We immediately start the journey of the four siblings (Simon, Klara, Daniel and Varya) in the late 1960s with Klara and Simon’s stories. Simon is the youngest and only 16 when his life takes a drastic change. He and Klara have moved to San Francisco where their lives take very different paths. Simon came across as quite a lost soul and out of the 4 he was my least favorite character. (Side note: Varya was my favorite) One of the huge positives for me about this book was the author’s ability to bring each and every character to life. They were SO vivid and each was so well developed even though many were only briefly in the story. The authenticity of the characters and the flow of the narrative kept me reading through the first 35% when I wasn’t sure if this would get above a 3 star rating for me. Long story short…it did! I think my struggle with the beginning was not connecting with Simon’s character all that much.

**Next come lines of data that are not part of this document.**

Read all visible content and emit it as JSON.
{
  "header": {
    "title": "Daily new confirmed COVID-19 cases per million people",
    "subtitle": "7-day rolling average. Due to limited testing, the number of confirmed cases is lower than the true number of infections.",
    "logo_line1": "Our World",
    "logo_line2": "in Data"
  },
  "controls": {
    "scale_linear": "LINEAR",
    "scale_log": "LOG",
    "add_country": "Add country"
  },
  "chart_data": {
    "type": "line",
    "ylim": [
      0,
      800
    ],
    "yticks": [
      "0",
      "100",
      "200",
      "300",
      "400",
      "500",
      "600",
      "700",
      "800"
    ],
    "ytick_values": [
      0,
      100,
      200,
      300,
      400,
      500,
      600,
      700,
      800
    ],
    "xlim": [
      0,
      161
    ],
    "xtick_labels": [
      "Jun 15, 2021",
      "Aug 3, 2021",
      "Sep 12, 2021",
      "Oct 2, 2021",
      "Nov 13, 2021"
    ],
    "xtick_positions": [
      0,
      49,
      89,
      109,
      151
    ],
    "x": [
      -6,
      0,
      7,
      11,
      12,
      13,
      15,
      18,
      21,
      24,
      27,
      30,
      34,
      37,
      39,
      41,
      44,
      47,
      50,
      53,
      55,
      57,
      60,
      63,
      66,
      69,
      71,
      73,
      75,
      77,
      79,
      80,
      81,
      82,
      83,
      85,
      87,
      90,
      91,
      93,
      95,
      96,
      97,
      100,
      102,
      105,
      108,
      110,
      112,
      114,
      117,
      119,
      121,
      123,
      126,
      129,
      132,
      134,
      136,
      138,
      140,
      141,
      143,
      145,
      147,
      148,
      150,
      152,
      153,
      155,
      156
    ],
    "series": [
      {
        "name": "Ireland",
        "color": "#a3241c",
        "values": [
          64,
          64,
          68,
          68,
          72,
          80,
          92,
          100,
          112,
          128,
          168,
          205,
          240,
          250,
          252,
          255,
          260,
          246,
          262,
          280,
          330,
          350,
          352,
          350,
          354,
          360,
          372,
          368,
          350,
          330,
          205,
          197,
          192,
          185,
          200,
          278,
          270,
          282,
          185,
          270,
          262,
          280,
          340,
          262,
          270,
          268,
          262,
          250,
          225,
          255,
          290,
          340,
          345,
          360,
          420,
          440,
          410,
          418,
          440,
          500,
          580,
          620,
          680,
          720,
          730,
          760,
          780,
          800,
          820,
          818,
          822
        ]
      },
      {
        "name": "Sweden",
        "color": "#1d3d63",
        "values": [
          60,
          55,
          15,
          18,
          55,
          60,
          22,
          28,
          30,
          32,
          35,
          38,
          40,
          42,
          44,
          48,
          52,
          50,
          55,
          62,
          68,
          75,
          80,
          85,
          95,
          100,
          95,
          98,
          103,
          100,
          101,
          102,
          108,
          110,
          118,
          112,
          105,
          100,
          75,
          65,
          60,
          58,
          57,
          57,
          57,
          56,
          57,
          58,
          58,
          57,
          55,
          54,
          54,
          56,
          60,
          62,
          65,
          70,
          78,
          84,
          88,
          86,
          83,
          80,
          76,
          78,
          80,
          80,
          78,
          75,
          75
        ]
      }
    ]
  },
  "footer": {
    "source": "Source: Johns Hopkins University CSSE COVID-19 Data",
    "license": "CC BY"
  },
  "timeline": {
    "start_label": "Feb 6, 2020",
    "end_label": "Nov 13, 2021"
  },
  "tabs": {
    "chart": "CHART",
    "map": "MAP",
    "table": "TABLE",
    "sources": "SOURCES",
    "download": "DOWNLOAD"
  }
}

I was so invested and immersed in the remainder of the story that I flew through it in one sitting. I had to find out if the psychic’s predictions were true and if so how would these characters I had come to like and care for die? I will be honest and say I found a particular resolution with Daniel way too convenient and not in alignment with what I felt I knew about his character. A minor issue. Overall, I thought this was a wonderful story about fate, living life to the fullest, and living it authentically. I never highlight in my kindle but there were many sentences toward the end that stopped me in my tracks and I knew I wanted to remember those thoughts. To me, that’s a sign of excellent writing. I really enjoyed this story and I can’t wait for Chloe Benjamin’s next novel.